C’est ce télescopage entre la nécessaire distance du
journaliste et l’adhésion à la doctrine du militant que Johanne Montay dénonce
à juste titre. Et plus encore que l’entrée d’un confrère en campagne, la
confusion des genres et le manque de rigueur morale de quelques journalistes
peu scrupuleux est un cancer plus pernicieux encore comme le fait remarquer
Bertrand Henne. Oui certains journalistes font passer pour
de l’esprit critique, une opposition (parfois un dénigrement) d’un ou
plusieurs partis qui est avant tout un choix partisan. Oui d’autres sont
enclins à être beaucoup moins critiques lorsque les initiatives viennent d’un
parti en particulier. Il y a donc des journalistes qui roulent pour des idées
ou qui ont une proximité (idéologique et/ou parfois amicale) avec certains dirigeants de partis au point d’en
oublier leur devoir d’équidistance, et c’est cela qui est une faute au regard
de ce que le public peut attendre du journaliste (et je précise bien explicitement que je n'accuse pas Olivier Maroy d'être dans ce cas).
Pour revenir au débat du moment je voudrais préciser deux
éléments qui éclairent bien ce qui est en jeu dans les rédactions. D’abord la
notion de suspicion.

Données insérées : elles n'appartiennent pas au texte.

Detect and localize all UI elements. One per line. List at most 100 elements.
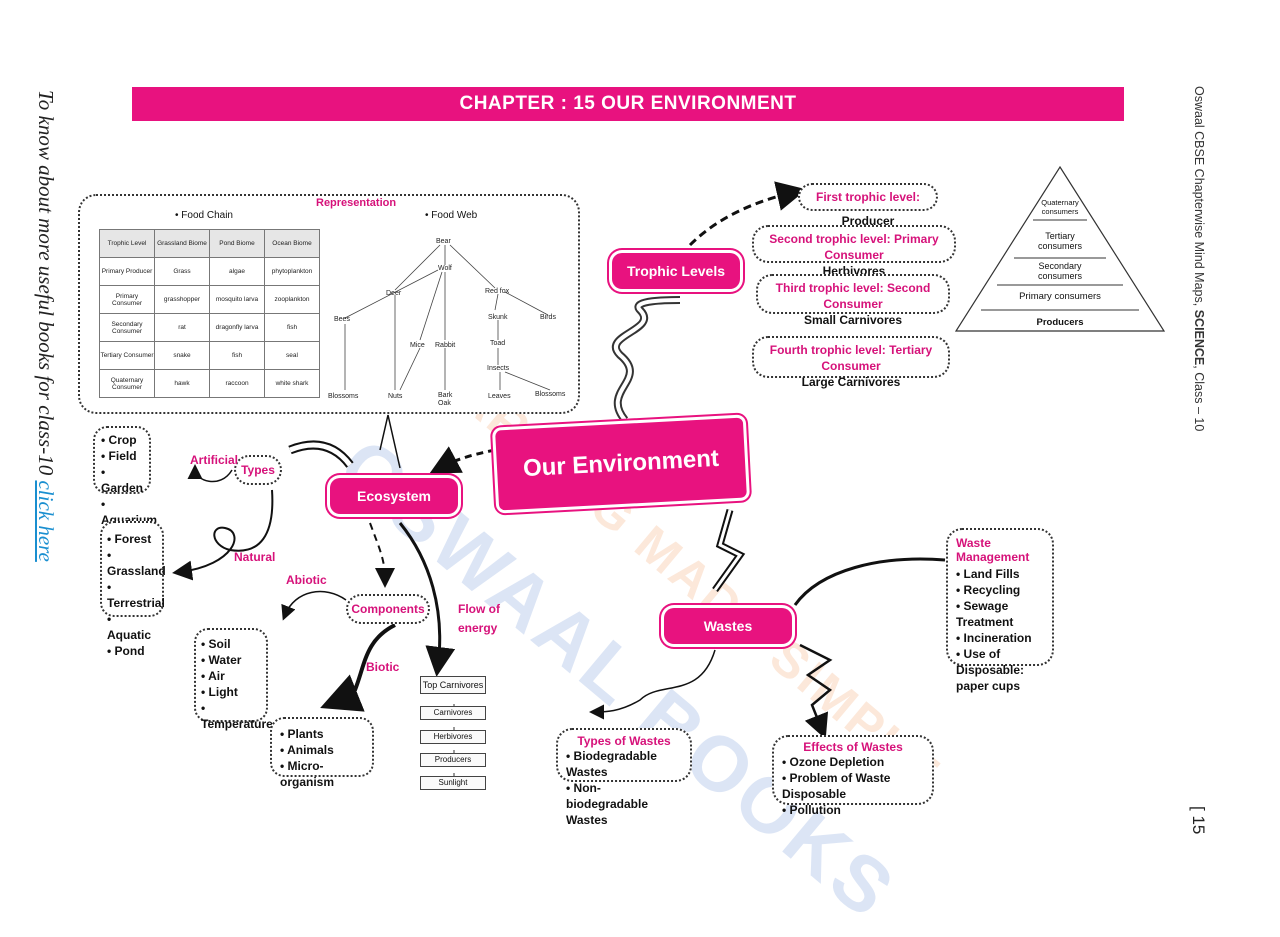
food-web-node: Skunk bbox=[488, 314, 508, 321]
list-item: Aquatic bbox=[107, 611, 157, 643]
trophic-level-1-head: First trophic level: bbox=[815, 190, 921, 204]
food-web-node: Bark Oak bbox=[438, 392, 453, 407]
trophic-level-4: Fourth trophic level: Tertiary Consumer … bbox=[752, 336, 950, 389]
table-cell: Trophic Level bbox=[99, 229, 155, 258]
center-topic: Our Environment bbox=[495, 417, 747, 511]
list-item: Grassland bbox=[107, 547, 166, 579]
food-web-node: Rabbit bbox=[435, 342, 456, 349]
pyramid-level: Tertiary consumers bbox=[1037, 231, 1082, 251]
list-item: Incineration bbox=[956, 630, 1044, 646]
food-web-node: Bees bbox=[334, 316, 350, 323]
pyramid-level: Producers bbox=[1036, 317, 1084, 328]
table-cell: snake bbox=[154, 341, 210, 370]
list-item: Crop bbox=[101, 432, 143, 448]
artificial-label: Artificial bbox=[190, 453, 239, 467]
table-cell: Quaternary Consumer bbox=[99, 369, 155, 398]
list-item: Plants bbox=[280, 726, 364, 742]
table-cell: Grass bbox=[154, 257, 210, 286]
list-item: Terrestrial bbox=[107, 579, 165, 611]
table-cell: Tertiary Consumer bbox=[99, 341, 155, 370]
trophic-levels-node: Trophic Levels bbox=[612, 253, 740, 289]
table-cell: phytoplankton bbox=[264, 257, 320, 286]
trophic-level-3-sub: Small Carnivores bbox=[803, 313, 903, 327]
table-cell: Pond Biome bbox=[209, 229, 265, 258]
list-item: Recycling bbox=[956, 582, 1044, 598]
list-item: Water bbox=[201, 652, 261, 668]
food-web-lines bbox=[344, 244, 551, 391]
effects-of-wastes-title: Effects of Wastes bbox=[803, 740, 903, 754]
trophic-level-1: First trophic level: Producer bbox=[798, 183, 938, 228]
list-item: Pond bbox=[107, 643, 157, 659]
food-web-title: • Food Web bbox=[425, 210, 478, 221]
table-cell: algae bbox=[209, 257, 265, 286]
food-web-node: Blossoms bbox=[328, 393, 359, 400]
list-item: Forest bbox=[107, 531, 157, 547]
list-item: Light bbox=[201, 684, 261, 700]
table-cell: mosquito larva bbox=[209, 285, 265, 314]
list-item: Garden bbox=[101, 464, 143, 496]
table-cell: Primary Producer bbox=[99, 257, 155, 286]
biotic-box: Plants Animals Micro-organism bbox=[270, 717, 374, 789]
food-web-node: Blossoms bbox=[535, 391, 566, 398]
energy-level: Sunlight bbox=[420, 776, 486, 790]
ecosystem-node: Ecosystem bbox=[330, 478, 458, 514]
trophic-level-2-head: Second trophic level: Primary Consumer bbox=[769, 232, 939, 262]
table-row: Tertiary Consumer snake fish seal bbox=[99, 341, 320, 370]
food-web-node: Leaves bbox=[488, 393, 511, 400]
wastes-node: Wastes bbox=[664, 608, 792, 644]
table-cell: Grassland Biome bbox=[154, 229, 210, 258]
components-node: Components bbox=[346, 594, 430, 624]
trophic-level-3: Third trophic level: Second Consumer Sma… bbox=[756, 274, 950, 327]
table-cell: seal bbox=[264, 341, 320, 370]
pyramid-level: Secondary consumers bbox=[1037, 261, 1082, 281]
representation-label: Representation bbox=[316, 197, 397, 209]
table-cell: raccoon bbox=[209, 369, 265, 398]
list-item: Soil bbox=[201, 636, 261, 652]
food-web-node: Bear bbox=[436, 238, 451, 245]
list-item: Air bbox=[201, 668, 261, 684]
waste-management-title: Waste Management bbox=[956, 536, 1030, 564]
food-web-node: Insects bbox=[487, 365, 510, 372]
energy-level: Carnivores bbox=[420, 706, 486, 720]
trophic-level-1-tail: Producer bbox=[841, 214, 895, 228]
list-item: Use of Disposable: paper cups bbox=[956, 646, 1044, 694]
energy-pyramid-shape bbox=[954, 165, 1166, 332]
table-cell: grasshopper bbox=[154, 285, 210, 314]
food-web-node: Deer bbox=[386, 290, 402, 297]
table-cell: zooplankton bbox=[264, 285, 320, 314]
types-node: Types bbox=[234, 455, 282, 485]
table-cell: hawk bbox=[154, 369, 210, 398]
waste-management-box: Waste Management Land Fills Recycling Se… bbox=[946, 528, 1054, 693]
trophic-level-4-sub: Large Carnivores bbox=[801, 375, 901, 389]
food-web-node: Wolf bbox=[438, 265, 452, 272]
energy-level: Herbivores bbox=[420, 730, 486, 744]
natural-box: Forest Grassland Terrestrial Aquatic Pon… bbox=[100, 521, 166, 658]
food-web-node: Mice bbox=[410, 342, 425, 349]
table-row: Primary Producer Grass algae phytoplankt… bbox=[99, 257, 320, 286]
abiotic-box: Soil Water Air Light Temperature bbox=[194, 628, 273, 731]
list-item: Land Fills bbox=[956, 566, 1044, 582]
list-item: Problem of Waste Disposable bbox=[782, 770, 924, 802]
abiotic-label: Abiotic bbox=[286, 573, 327, 587]
food-chain-title: • Food Chain bbox=[175, 210, 233, 221]
table-row: Trophic Level Grassland Biome Pond Biome… bbox=[99, 229, 320, 258]
types-of-wastes-box: Types of Wastes Biodegradable Wastes Non… bbox=[556, 728, 692, 827]
food-web-node: Nuts bbox=[388, 393, 403, 400]
biotic-label: Biotic bbox=[366, 660, 400, 674]
trophic-level-2: Second trophic level: Primary Consumer H… bbox=[752, 225, 956, 278]
natural-label: Natural bbox=[234, 550, 276, 564]
food-web-node: Red fox bbox=[485, 288, 510, 295]
energy-level: Producers bbox=[420, 753, 486, 767]
types-of-wastes-title: Types of Wastes bbox=[577, 734, 671, 748]
chapter-banner: CHAPTER : 15 OUR ENVIRONMENT bbox=[132, 87, 1124, 121]
flow-of-energy-label: Flow of energy bbox=[458, 602, 500, 635]
food-web-node: Birds bbox=[540, 314, 556, 321]
food-chain-table: Trophic Level Grassland Biome Pond Biome… bbox=[99, 229, 320, 398]
table-row: Quaternary Consumer hawk raccoon white s… bbox=[99, 369, 320, 398]
effects-of-wastes-box: Effects of Wastes Ozone Depletion Proble… bbox=[772, 735, 934, 817]
table-cell: dragonfly larva bbox=[209, 313, 265, 342]
artificial-box: Crop Field Garden Aquarium bbox=[93, 426, 157, 527]
list-item: Micro-organism bbox=[280, 758, 364, 790]
table-cell: Secondary Consumer bbox=[99, 313, 155, 342]
table-cell: fish bbox=[209, 341, 265, 370]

Quand un journaliste est mis en cause ce n’est pas
nécessairement parce qu’il a commis une faute mais simplement parce qu’on peut
le soupçonner d’avoir commis cette faute. A un certain niveau de professionnalisme
on est en droit d’exiger qu’un journaliste veille à ne pas se trouver dans une
situation où la suspicion devient permise. A titre personnel je n’accepterais
par exemple jamais d’animer un débat qui serait lié à une organisation qui a
une couleur politique. Non pas parce que cela me placerait en situation de
dépendance vis-à-vis de cet organisateur (contrairement aux idées reçues le
défraiement est souvent modeste) mais parce que cela suffit à ce que l’on
puisse se poser la question. C’est encore bien pire quand on parle de conseil
en communication ou de coaching : un journaliste devrait, à mon estime, s’en
tenir soigneusement éloigné.
Deuxième notion importante celle du calendrier. La question
du timing est en effet essentielle. Si l’on revient à notre point de départ, le
droit de tout citoyen à s’engager en politique, il faut noter que les personnalités médiatiques font souvent le choix de s’engager alors que la campagne est déjà bien lancée.
Le parti politique qui les recrute est
ainsi assuré de profiter pleinement de l’image de la personnalité en question
et du retentissement médiatique engendré par cette annonce. C’est le principe
de l’attrape-voix qui n’honore personne. C’est bien parce qu’un journaliste
reste en fonction jusqu’au dernier moment avant de se déclarer subitement que
la suspicion sur la qualité de son travail est permise. Si mes collègues faisaient
part de leur démarche 6 mois avant l’échéance et demandaient à leur
rédacteur-en-chef de les remplacer discrètement ils prouveraient à la fois leur
respect du métier et la sincérité de leur engagement politique. Le débat n’aurait plus lieu d’être.